Lovepusher: Everywhere. To sum up my inspiration as being down to one or a few specific things would be to sell myself short. I draw inspiration from every single aspect of life. I simply connect the dots by bringing ideas together in an eclectic juxtaposition, which I filter, refine and later present to the audience as a coherent story or composition of letters.
ILG: Social media, what’s your personal philosophy and how do they affect the painting movement?

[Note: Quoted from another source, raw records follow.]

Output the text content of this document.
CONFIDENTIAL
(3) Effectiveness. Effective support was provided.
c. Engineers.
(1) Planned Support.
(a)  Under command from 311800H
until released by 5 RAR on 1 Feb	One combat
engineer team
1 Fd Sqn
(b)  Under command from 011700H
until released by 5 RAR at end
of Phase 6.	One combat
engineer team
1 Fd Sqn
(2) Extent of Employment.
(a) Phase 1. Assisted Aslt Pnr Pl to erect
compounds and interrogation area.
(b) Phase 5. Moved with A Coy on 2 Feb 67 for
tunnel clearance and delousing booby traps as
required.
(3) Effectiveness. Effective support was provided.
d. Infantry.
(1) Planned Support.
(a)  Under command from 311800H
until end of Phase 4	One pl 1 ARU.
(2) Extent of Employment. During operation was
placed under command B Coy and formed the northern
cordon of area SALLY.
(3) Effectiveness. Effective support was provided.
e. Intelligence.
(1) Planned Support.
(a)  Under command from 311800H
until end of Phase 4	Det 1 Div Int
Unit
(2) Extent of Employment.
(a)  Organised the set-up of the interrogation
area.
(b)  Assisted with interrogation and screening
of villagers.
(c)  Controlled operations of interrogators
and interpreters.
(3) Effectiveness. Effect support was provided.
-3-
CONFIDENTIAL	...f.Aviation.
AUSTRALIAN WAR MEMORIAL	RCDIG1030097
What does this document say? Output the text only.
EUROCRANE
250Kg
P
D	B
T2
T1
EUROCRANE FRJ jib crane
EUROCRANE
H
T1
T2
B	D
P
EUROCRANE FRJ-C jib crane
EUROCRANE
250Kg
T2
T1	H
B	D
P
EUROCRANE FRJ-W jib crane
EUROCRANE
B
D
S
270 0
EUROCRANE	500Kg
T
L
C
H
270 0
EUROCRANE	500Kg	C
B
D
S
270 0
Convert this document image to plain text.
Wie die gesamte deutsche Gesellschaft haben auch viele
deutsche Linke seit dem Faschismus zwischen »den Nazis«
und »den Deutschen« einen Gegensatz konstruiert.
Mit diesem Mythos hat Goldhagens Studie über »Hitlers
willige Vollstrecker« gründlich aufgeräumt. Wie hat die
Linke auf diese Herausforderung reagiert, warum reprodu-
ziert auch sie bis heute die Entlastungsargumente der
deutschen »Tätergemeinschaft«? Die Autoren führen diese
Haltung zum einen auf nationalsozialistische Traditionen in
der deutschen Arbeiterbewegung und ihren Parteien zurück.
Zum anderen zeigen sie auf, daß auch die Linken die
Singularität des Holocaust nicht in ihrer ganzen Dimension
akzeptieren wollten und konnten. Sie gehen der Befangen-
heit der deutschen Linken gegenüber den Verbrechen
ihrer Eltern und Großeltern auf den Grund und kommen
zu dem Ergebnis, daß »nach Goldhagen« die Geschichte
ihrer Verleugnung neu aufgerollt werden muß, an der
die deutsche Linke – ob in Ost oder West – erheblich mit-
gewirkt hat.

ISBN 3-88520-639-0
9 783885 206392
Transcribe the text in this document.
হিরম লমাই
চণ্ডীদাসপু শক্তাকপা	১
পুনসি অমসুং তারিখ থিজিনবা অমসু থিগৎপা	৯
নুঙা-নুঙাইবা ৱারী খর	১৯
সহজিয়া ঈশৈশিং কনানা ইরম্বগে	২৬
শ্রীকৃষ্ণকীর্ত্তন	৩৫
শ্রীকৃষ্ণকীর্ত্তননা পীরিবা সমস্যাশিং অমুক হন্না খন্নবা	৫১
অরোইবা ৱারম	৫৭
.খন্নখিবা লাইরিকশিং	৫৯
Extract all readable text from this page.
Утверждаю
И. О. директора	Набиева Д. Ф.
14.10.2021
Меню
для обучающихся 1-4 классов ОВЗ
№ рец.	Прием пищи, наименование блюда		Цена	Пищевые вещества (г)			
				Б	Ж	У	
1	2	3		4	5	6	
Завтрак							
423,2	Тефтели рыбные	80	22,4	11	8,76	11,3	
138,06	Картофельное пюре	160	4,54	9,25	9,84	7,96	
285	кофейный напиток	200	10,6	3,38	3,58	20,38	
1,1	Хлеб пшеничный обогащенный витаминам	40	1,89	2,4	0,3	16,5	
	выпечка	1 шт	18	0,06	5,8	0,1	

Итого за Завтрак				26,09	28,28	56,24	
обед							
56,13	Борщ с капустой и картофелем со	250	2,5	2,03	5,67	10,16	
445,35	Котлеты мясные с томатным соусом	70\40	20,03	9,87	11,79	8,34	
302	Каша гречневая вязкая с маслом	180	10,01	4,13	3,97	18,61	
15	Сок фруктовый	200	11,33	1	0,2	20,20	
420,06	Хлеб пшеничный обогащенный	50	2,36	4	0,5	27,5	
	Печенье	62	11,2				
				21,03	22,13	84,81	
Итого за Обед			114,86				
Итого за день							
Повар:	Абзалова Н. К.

Lovepusher: Social media is a highly subjective matter. As with anything there are always the pros and cons of using a service, technology or whatever it is that you utilize in the attainment of your personal goals. There are multiple reasons to advocate and support the use, development and evolution of social media but one must also be mindful of the potential of there being a subversive element ever present within these online platforms. To ignore this stealth element is really to our own detriment. The mass unawareness of the deeper workings and effects of online platforms is easily achieved, as many social media companies nicely dress up their applications and present them as a great way to augment and add value to our normal lives, while at the same time failing to highlight the psychological aberrations closely linked to the prolonged use of these online platforms.
Social media on the other hand, has proven to be extremely viable for artists and creatives alike. The global reach of social media is unparalleled, eclipsing radio, newspapers and even television, with its power obviously coming from its shear versatility. For example, an artist can paint a picture, write a text, present a short video and can do all of this globally in real time. There are endless possibilities opened up by the effective use of social media.
ILG: Future goals, what’s on your bucket list?
Lovepusher: To visit Antarctica.
ILG: Describe a great day for you, what did you do?
Lovepusher: I woke up, went for a 5k run, came home and had a shower, jumped in a cab to Heathrow Airport, boarded an Etihad flight, landed in Dubai, enjoyed the food, culture and great people.
ILG: Any last words?
Lovepusher: While painting, try to protect your health by wearing the correct protective gear to limit the body’s absorption of harmful chemicals.
In life, love yourself, stay young, happy and never stop exploring…
ILG: Do you love graffiti?
Lovepusher: Imagine a hierarchical pyramid with all of the positive emotions and affirmations linked to graffiti steadily rising to an apex point with love resting at the top, my relationship with graffiti would be above that!